また,支給条件の「…2倍以下となる世帯等」の「等」の解釈が明らかでなく,この「等」が「共働き世帯のケース」を含む可能性があるが,「世帯主の月間収入(本年2月~6月の任意の月)が」という条件が,共働き世帯にも適用となるのか否かも重要である。例えば,共働き世帯で世帯年収が同じケースを考えよう。
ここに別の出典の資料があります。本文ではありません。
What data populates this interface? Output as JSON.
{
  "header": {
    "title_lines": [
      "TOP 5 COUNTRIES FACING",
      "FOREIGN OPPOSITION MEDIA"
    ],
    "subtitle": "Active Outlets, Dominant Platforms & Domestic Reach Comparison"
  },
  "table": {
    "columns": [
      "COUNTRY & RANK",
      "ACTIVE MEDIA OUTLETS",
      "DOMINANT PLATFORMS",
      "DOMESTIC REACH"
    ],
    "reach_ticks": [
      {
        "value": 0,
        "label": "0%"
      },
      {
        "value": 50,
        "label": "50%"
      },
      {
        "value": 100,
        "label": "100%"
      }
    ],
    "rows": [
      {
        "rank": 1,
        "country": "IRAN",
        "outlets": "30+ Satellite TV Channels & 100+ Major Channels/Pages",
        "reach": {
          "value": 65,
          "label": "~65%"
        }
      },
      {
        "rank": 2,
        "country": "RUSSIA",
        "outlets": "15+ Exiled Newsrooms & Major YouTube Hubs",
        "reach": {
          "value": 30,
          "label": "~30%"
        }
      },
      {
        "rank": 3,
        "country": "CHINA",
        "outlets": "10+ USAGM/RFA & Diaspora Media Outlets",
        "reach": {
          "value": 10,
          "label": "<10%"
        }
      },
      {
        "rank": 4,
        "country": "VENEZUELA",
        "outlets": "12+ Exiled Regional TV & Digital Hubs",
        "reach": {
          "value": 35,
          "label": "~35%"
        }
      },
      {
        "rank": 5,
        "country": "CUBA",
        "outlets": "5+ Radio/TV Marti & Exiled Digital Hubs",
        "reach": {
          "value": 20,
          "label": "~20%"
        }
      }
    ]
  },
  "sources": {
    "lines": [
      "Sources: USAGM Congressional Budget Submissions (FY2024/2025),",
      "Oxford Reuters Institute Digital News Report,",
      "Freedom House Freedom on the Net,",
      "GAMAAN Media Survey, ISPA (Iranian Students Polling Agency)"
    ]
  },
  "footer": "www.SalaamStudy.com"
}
このとき,年収減が世帯主ならば支給対象になるが,もし年収減が世帯主でなければ支給の対象外という扱いとなると,公平性の原則に反する。
なお,新型コロナウイルスの影響で収入に変動がない生活保護受給者や年金受給者・公務員は基本的に①や②に該当しないが,低年金で老後の生活費の不足分を働いて賄っている世帯も①や②に該当する余地を可能性がある。
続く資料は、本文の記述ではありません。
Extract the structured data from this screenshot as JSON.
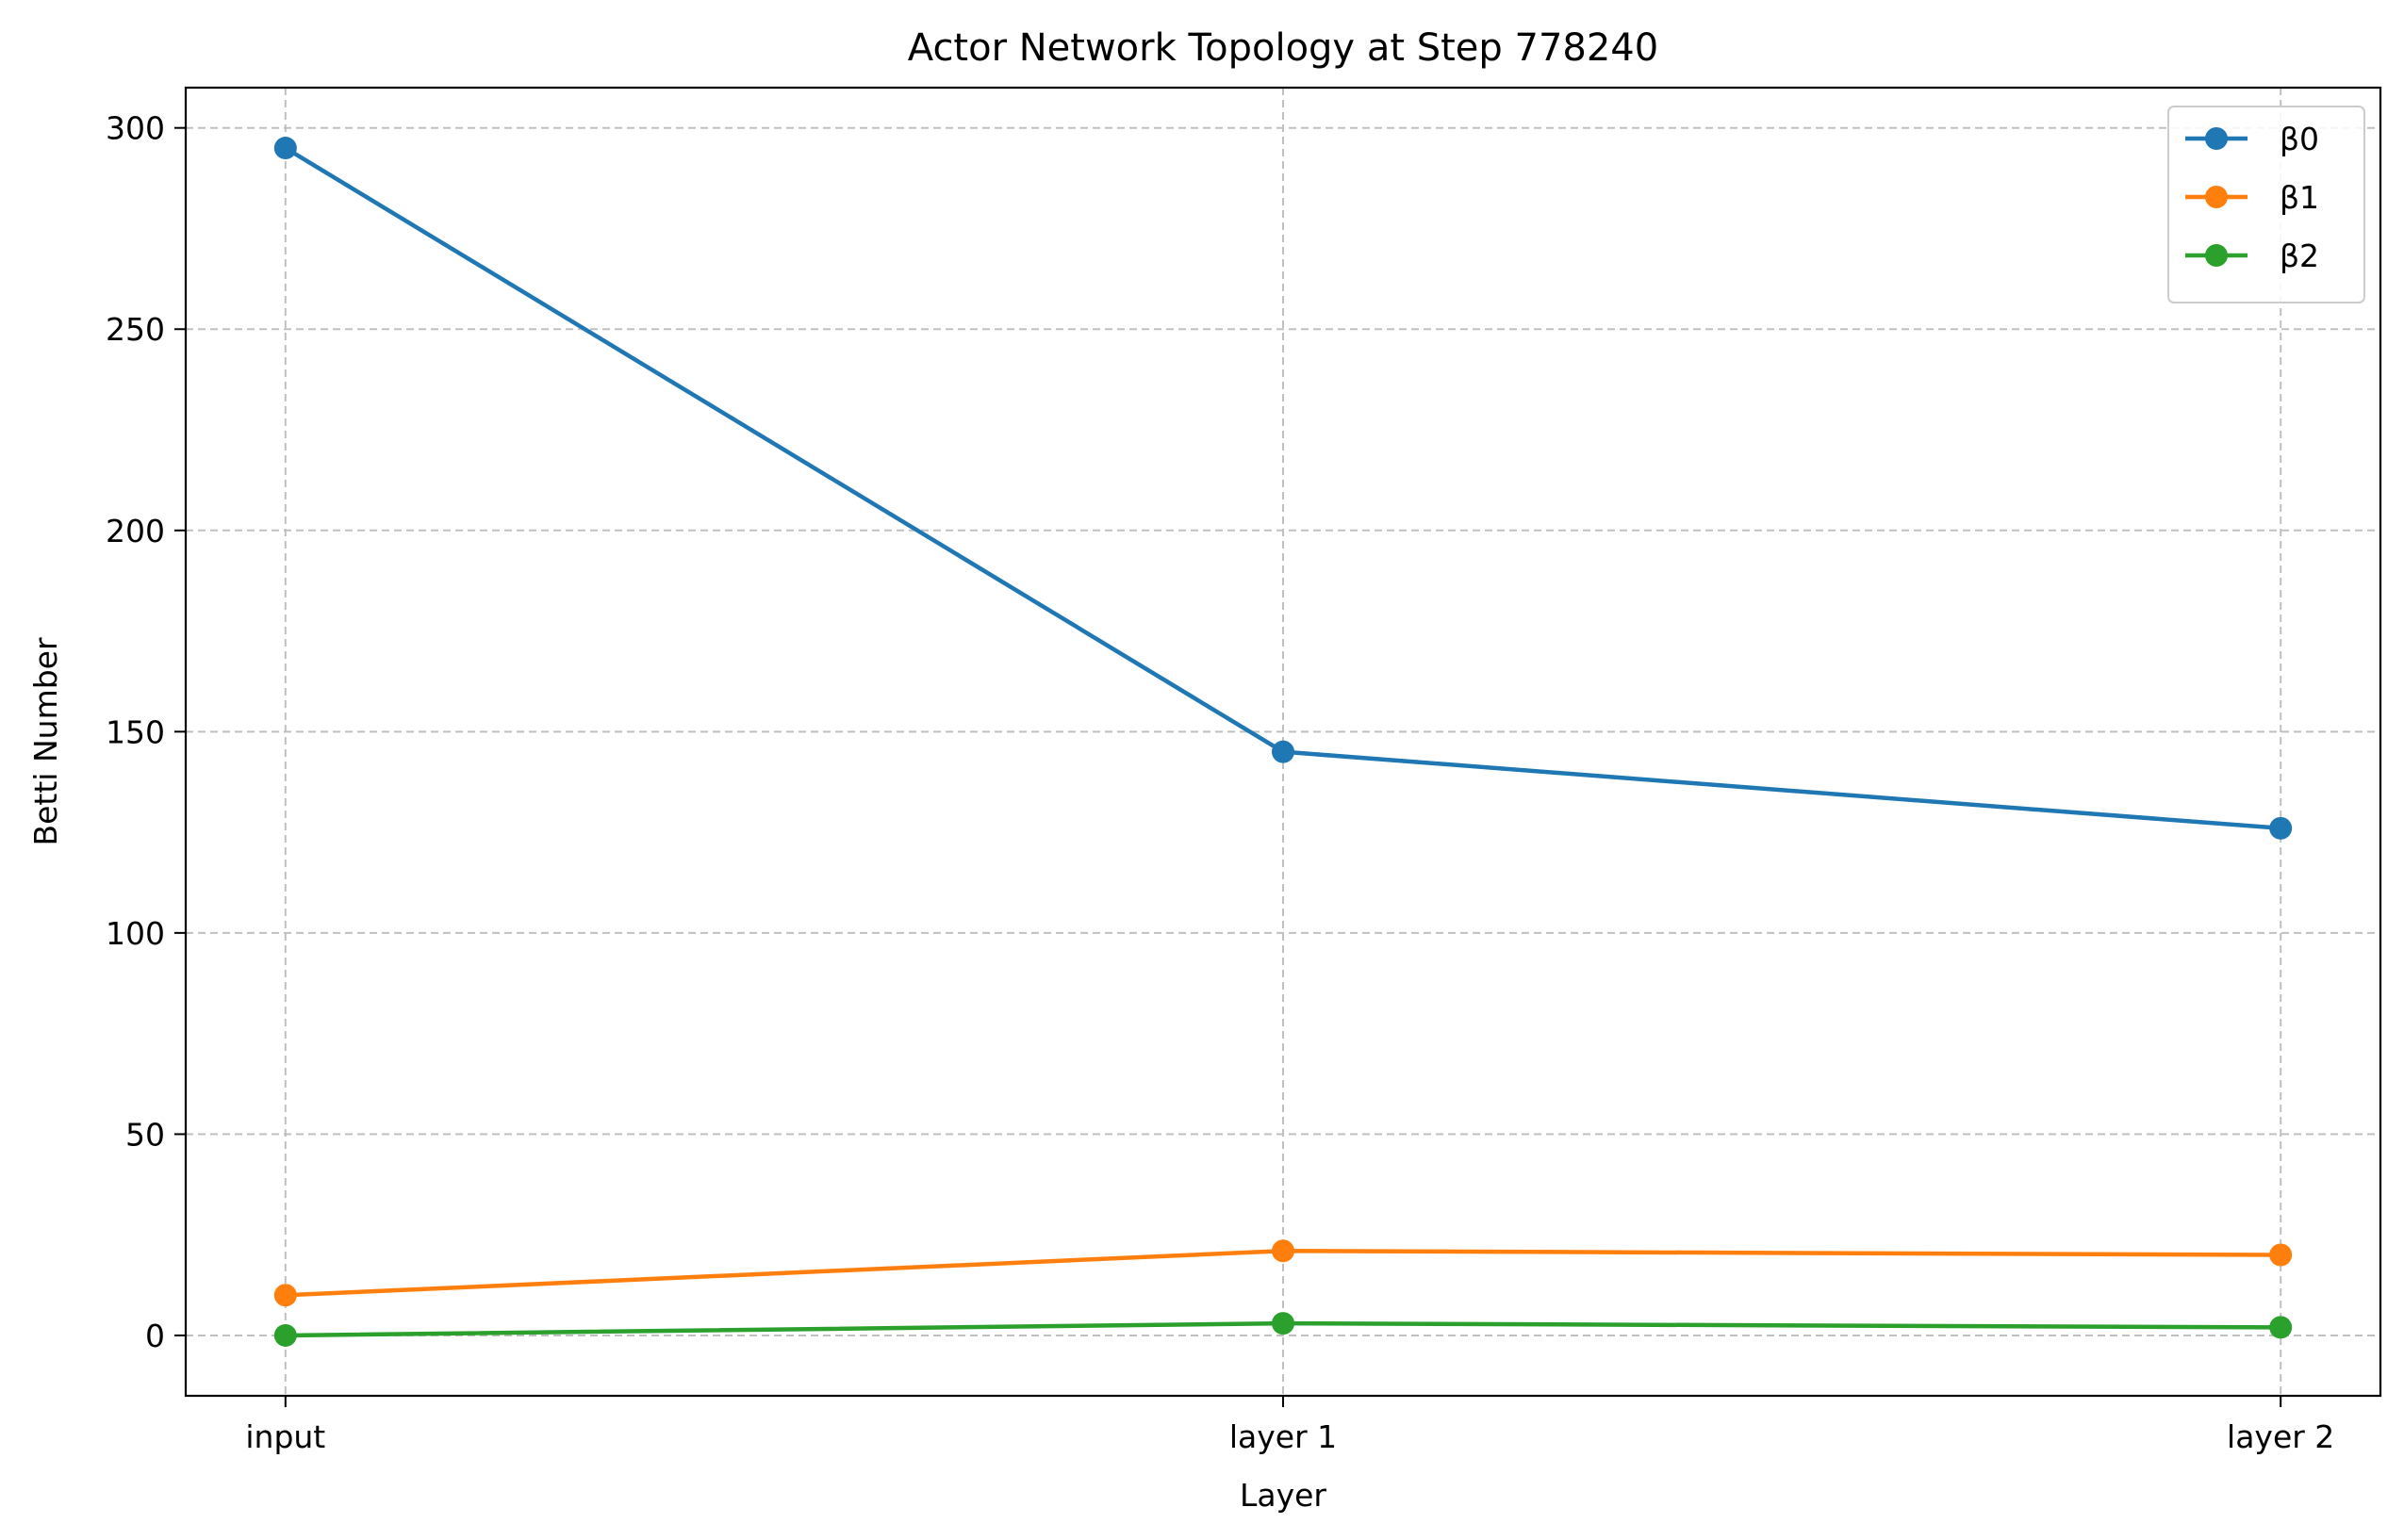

しかしながら,失業手当の受給者などの扱いも気になる。失業手当の受給者を対象外にするが,失業手当の申請を遅らすことで30万円の現金給付を受け取れるならば,現金給付と失業手当のタイミングが異なる人々の間で不公平が発生してしまう。合理的な人間ならば,戦略的に申請のタイミングを変えるはずだ。
3)賃金操作の可能性
政府の制度設計で最も問題なのが,戦略的な「賃金操作」をどう防止するかである。例えば,いま,独身世帯の従業員(年収120万円)を抱える企業が従業員の5月・6月分の賃金を年収ベースで30万円カットしたとする。このとき,この従業員(独身世帯)の感染症発生後の年収は,住民税均等割非課税の世帯年収(約100万円)を下回るため,支給条件の①に該当し,この従業員は30万円の現金給付を受け取ることができる。
この賃金カットが,新型コロナウイルスの影響であれば問題ないが,そうでない場合も経営者は戦略的に賃金カットができるが,そのカット分は企業や経営者の利益となる。このような戦略的な賃金操作を政府は見抜くことができるはずがない。このような悪意のある企業は得をし,真面目な企業が損をする可能性も否定できない。
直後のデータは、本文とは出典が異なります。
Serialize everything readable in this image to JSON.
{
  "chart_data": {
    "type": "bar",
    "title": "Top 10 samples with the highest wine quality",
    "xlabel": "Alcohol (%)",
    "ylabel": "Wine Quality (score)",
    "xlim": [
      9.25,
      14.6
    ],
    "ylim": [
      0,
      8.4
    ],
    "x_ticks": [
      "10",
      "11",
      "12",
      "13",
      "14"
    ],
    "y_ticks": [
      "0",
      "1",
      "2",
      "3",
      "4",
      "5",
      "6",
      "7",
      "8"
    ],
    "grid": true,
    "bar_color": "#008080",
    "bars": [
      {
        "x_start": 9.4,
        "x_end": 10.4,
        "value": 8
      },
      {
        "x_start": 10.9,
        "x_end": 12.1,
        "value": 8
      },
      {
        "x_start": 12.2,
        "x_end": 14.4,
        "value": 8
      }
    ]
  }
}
また,支給条件の「世帯主の月間収入(本年2月~6月の任意の月)が,…年間ベースに引き直すと」も「賃金操作」を可能とする。例えば,月収15万円(年収180万円)の従業員(独身世帯)に対し,新型コロナウイルスの影響と偽り,その6月分の賃金を12万円カットし,7月分以降の月収は15万円に戻す戦略をとる。このとき,7月から12月の月収予測を6月分の賃金を基準にしながら,この従業員の年収を年間ベースに引き直すと,それは96万円(=15万円×5か月+3万円×7か月)になる。この年収は,住民税均等割非課税の世帯年収(約100万円)を下回るため,支給条件の①に該当し,この従業員は30万円の現金給付を受け取ることができる。